In a survey conducted by TSCL between January and March of 2018, 48 percent of respondents expressed their opposition to this benefit cut, and only 14 percent of respondents said they would support the adoption of the “chained” CPI.
Older Americans also oppose an increase in the full-benefit retirement age, which is currently increasing gradually from sixty-five to sixty-seven. The comprehensive Social Security Reform Act called for increasing the normal retirement age to sixty-nine, and the House Republican Study Committee’s fiscal 2019 budget proposal called for an increase up to seventy.

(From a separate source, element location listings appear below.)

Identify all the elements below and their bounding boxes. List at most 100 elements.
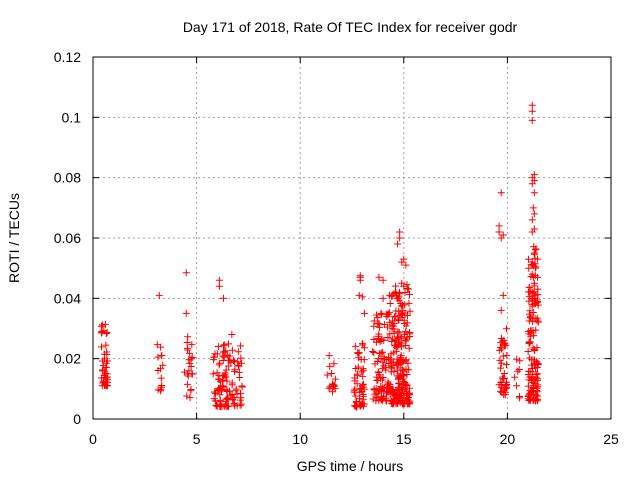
data-point bbox=[352, 392, 360, 400]
data-point bbox=[234, 358, 242, 366]
data-point bbox=[184, 372, 192, 380]
data-point bbox=[511, 373, 519, 381]
data-point bbox=[530, 279, 538, 287]
data-point bbox=[526, 354, 534, 362]
data-point bbox=[497, 189, 505, 197]
data-point bbox=[386, 381, 394, 389]
data-point bbox=[498, 345, 506, 353]
data-point bbox=[525, 292, 533, 300]
data-point bbox=[528, 258, 536, 266]
data-point bbox=[533, 392, 541, 400]
data-point bbox=[380, 362, 388, 370]
data-point bbox=[394, 240, 402, 248]
data-point bbox=[396, 383, 404, 391]
data-point bbox=[223, 351, 231, 359]
data-point bbox=[378, 386, 386, 394]
data-point bbox=[182, 269, 190, 277]
data-point bbox=[231, 366, 239, 374]
data-point bbox=[213, 401, 221, 409]
data-point bbox=[530, 294, 538, 302]
data-point bbox=[358, 293, 366, 301]
data-point bbox=[498, 389, 506, 397]
data-point bbox=[216, 391, 224, 399]
data-point bbox=[503, 351, 511, 359]
data-point bbox=[391, 391, 399, 399]
data-point bbox=[526, 396, 534, 404]
data-point bbox=[525, 338, 533, 346]
y-tick-label: 0.04 bbox=[54, 290, 81, 306]
data-point bbox=[101, 320, 109, 328]
x-tick-label: 25 bbox=[603, 431, 619, 447]
data-point bbox=[159, 361, 167, 369]
data-point bbox=[218, 403, 226, 411]
data-point bbox=[325, 352, 333, 360]
data-point bbox=[497, 359, 505, 367]
data-point bbox=[394, 328, 402, 336]
data-point bbox=[220, 348, 228, 356]
data-point bbox=[496, 387, 504, 395]
data-point bbox=[379, 358, 387, 366]
data-point bbox=[528, 180, 536, 188]
data-point bbox=[526, 314, 534, 322]
data-point bbox=[209, 370, 217, 378]
data-point bbox=[533, 316, 541, 324]
data-point bbox=[211, 397, 219, 405]
data-point bbox=[98, 321, 106, 329]
data-point bbox=[531, 246, 539, 254]
data-point bbox=[211, 388, 219, 396]
data-point bbox=[515, 366, 523, 374]
x-tick-label: 5 bbox=[193, 431, 201, 447]
data-point bbox=[353, 372, 361, 380]
data-point bbox=[374, 389, 382, 397]
data-point bbox=[228, 331, 236, 339]
data-point bbox=[369, 347, 377, 355]
data-point bbox=[376, 323, 384, 331]
data-point bbox=[384, 334, 392, 342]
x-tick-label: 0 bbox=[89, 431, 97, 447]
data-point bbox=[237, 400, 245, 408]
data-point bbox=[378, 310, 386, 318]
y-tick-label: 0.06 bbox=[54, 230, 81, 246]
data-point bbox=[218, 384, 226, 392]
data-point bbox=[101, 355, 109, 363]
data-point bbox=[371, 360, 379, 368]
data-point bbox=[351, 342, 359, 350]
data-point bbox=[524, 382, 532, 390]
data-point bbox=[394, 359, 402, 367]
data-point bbox=[219, 342, 227, 350]
data-point bbox=[213, 350, 221, 358]
data-point bbox=[188, 370, 196, 378]
data-point bbox=[386, 318, 394, 326]
data-point bbox=[218, 387, 226, 395]
data-point bbox=[528, 368, 536, 376]
data-point bbox=[232, 387, 240, 395]
data-point bbox=[514, 367, 522, 375]
data-point bbox=[355, 354, 363, 362]
data-point bbox=[530, 249, 538, 257]
data-point bbox=[406, 307, 414, 315]
data-point bbox=[495, 222, 503, 230]
data-point bbox=[359, 391, 367, 399]
data-point bbox=[530, 332, 538, 340]
data-point bbox=[186, 359, 194, 367]
data-point bbox=[375, 368, 383, 376]
data-point bbox=[379, 276, 387, 284]
data-point bbox=[237, 354, 245, 362]
data-point bbox=[528, 101, 536, 109]
data-point bbox=[102, 363, 110, 371]
data-point bbox=[528, 216, 536, 224]
data-point bbox=[501, 385, 509, 393]
grid-lines bbox=[93, 57, 611, 419]
data-point bbox=[330, 360, 338, 368]
data-point bbox=[102, 330, 110, 338]
data-point bbox=[395, 328, 403, 336]
data-point bbox=[395, 379, 403, 387]
data-point bbox=[406, 332, 414, 340]
data-point bbox=[526, 327, 534, 335]
data-point bbox=[513, 355, 521, 363]
data-point bbox=[531, 397, 539, 405]
data-point bbox=[497, 364, 505, 372]
data-point bbox=[355, 291, 363, 299]
data-point bbox=[236, 396, 244, 404]
data-point bbox=[374, 376, 382, 384]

In our 2018 survey, only 23 percent of respondents said they would support an increase in the full-benefit eligibility age, while 48 percent expressed their opposition. Older Americans understand that an increase in the retirement age equates to a permanent cut in lifetime benefits – one which they are unwilling to accept.
Various surveys of The Senior Citizens League’s 1.2 million supporters nationwide show that older Americans have strong opinions about the current and future state of the Social Security program. They oppose benefit cuts like the “chained” CPI and an increase in the retirement age, and they urge Congress to enact comprehensive legislation that would enhance Social Security benefits while strengthening the solvency of the Trust Funds for decades to come.
The Senior Citizens League has endorsed the Social Security 2100 Act (H.R. 860) and the Social Security Expansion Act (H.R. 1170), both of which would reform the Social Security program responsibly, without cutting benefits for seniors.
The Senior Citizens League applauds the Social Security Subcommittee for its work on this important issue, and we again thank Chairman Larson and Ranking Member Reed for allowing us the opportunity to submit this statement for the record. In the coming months, we look forward to working with Congress, the Administration, and other stakeholders in any way necessary to protect and enhance the Social Security program.